Docs: http://wiki.niotso.org/UTK
In this repository, I have created a set of open source (public domain via the UNLICENSE) MicroTalk decoders/encoders.
- Use utkdecode to decode Maxis UTK (The Sims Online, SimCity 4).
- Use utkdecode-bnb to decode PT/M10 (Beasts & Bumpkins).
- Use utkdecode-fifa to decode FIFA 2001/2002 (PS2) speech samples. This tool supports regular MicroTalk and MicroTalk Revision 3 SCxl files.(*)
- Use utkencode to encode Maxis UTK. (This is the simplest container format and is currently the only one supported for encoding.)
(*) I wasn't able to find any real-world MicroTalk Rev. 3 samples in any games.

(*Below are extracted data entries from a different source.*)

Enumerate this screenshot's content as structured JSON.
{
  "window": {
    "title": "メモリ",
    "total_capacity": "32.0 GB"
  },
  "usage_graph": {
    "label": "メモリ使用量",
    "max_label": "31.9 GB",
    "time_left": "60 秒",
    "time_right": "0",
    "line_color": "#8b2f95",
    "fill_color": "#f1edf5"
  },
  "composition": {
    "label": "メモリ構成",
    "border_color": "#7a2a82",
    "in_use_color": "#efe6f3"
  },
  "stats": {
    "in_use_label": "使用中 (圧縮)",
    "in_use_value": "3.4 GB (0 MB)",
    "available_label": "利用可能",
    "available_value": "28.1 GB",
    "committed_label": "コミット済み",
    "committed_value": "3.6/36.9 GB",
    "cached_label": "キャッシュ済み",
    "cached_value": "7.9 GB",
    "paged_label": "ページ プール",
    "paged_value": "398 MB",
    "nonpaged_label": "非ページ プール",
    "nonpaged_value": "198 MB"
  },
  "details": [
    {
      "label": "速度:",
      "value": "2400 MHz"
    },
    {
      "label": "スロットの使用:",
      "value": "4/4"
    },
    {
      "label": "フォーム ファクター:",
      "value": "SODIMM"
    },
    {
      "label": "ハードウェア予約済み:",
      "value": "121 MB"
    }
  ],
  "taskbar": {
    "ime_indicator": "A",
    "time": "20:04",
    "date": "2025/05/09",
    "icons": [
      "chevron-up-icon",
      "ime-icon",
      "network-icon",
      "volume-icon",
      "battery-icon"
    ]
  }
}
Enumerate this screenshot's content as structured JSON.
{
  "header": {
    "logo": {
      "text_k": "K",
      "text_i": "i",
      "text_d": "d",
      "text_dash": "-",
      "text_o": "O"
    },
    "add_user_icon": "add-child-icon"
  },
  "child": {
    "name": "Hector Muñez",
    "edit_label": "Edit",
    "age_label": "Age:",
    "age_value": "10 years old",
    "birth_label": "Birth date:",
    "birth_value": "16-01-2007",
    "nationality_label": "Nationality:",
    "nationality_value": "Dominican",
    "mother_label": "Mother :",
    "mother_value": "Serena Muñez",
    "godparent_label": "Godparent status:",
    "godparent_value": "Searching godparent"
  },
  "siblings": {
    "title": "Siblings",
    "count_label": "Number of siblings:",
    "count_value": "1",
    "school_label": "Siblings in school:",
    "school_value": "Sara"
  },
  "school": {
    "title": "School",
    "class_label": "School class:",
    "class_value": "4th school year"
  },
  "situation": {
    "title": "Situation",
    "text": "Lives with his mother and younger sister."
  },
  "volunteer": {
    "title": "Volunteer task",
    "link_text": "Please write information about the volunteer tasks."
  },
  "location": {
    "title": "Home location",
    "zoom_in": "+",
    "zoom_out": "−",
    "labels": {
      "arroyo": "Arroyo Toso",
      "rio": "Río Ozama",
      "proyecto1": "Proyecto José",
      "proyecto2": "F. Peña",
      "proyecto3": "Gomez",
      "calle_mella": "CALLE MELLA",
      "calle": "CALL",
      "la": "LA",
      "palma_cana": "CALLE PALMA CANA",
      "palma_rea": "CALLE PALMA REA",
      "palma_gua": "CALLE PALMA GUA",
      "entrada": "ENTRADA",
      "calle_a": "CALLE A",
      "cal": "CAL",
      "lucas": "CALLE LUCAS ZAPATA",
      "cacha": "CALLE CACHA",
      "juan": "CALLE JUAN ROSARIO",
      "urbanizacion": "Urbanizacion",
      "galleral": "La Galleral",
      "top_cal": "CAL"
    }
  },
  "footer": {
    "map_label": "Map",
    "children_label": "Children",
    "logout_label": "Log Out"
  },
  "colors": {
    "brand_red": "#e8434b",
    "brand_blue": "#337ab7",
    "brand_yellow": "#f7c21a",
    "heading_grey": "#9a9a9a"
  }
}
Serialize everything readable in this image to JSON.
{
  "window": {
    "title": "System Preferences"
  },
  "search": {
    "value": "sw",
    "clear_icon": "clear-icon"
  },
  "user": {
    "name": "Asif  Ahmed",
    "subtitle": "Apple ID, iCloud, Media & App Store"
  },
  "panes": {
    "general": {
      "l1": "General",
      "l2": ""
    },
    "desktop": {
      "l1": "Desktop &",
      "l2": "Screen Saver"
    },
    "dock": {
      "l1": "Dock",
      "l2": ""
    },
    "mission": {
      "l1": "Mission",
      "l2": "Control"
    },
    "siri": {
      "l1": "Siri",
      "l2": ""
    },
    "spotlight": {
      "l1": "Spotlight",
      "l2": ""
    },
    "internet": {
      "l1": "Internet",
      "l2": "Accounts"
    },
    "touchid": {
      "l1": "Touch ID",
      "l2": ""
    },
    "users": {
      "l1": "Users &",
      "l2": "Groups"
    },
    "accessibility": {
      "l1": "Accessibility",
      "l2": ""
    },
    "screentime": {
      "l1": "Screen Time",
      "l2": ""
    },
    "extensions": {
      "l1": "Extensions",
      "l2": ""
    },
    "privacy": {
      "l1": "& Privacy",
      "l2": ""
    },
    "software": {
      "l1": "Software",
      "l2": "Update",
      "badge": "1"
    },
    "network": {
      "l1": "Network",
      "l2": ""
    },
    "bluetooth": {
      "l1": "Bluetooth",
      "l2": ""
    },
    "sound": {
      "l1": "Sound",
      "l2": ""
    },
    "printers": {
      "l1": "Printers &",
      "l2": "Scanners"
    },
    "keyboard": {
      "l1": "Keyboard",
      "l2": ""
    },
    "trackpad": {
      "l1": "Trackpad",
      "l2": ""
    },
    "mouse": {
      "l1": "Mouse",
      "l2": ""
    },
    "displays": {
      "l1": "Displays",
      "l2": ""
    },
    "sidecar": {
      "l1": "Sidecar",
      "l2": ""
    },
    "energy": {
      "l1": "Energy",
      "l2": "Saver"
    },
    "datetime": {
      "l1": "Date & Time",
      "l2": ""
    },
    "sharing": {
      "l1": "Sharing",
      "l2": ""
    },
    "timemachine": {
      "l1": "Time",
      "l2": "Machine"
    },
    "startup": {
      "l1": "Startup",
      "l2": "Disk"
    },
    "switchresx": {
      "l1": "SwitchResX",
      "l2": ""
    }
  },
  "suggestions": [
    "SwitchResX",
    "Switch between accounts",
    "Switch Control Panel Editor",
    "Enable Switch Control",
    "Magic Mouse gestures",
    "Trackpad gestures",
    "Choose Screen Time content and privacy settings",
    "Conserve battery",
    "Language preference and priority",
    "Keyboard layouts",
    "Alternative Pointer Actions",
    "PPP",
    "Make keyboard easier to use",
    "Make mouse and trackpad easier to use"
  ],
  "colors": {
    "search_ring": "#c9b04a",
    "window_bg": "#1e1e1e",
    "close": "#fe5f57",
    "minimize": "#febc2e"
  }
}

However, you can transcode a FIFA MicroTalk Rev. 2 file to Rev. 3 using
EA's Sound eXchange tool
(sx -mt_blk input.dat -=output.dat
).
gcc -Wall -Wextra -Wno-unused-function -ansi -pedantic -O2 -ffast-math -fwhole-program -g0 -s -static-libgcc -o utkdecode utkdecode.c
gcc -Wall -Wextra -Wno-unused-function -ansi -pedantic -O2 -ffast-math -fwhole-program -g0 -s -static-libgcc -o utkdecode-fifa utkdecode-fifa.c
gcc -Wall -Wextra -Wno-unused-function -ansi -pedantic -O2 -ffast-math -fwhole-program -g0 -s -static-libgcc -o utkdecode-bnb utkdecode-bnb.c
gcc -Wall -Wextra -Wno-unused-function -ansi -pedantic -O2 -ffast-math -fwhole-program -g0 -s -static-libgcc -o utkencode utkencode.c
The encoder for now is very simple. It does LPC analysis using the Levinson algorithm and transmits the entire excitation signal explicitly. Compression is achieved by choosing a large fixed codebook gain, such that each excitation sample has a large (coarse) quantization step size. Error is minimized in the excitation domain, and the quality is somewhat poor for bitrates below about 48 kbit/s.
However, MicroTalk is a multi-pulse codec (it is cheap to code long runs of zeros in the excitation signal). Hence, a much better design (and indeed the standard practice for multi-pulse speech codecs) is to search for the positions and amplitudes of n pulses such that error is minimized in the output domain (or the perceptually weighted domain). This new encoder is still in the works.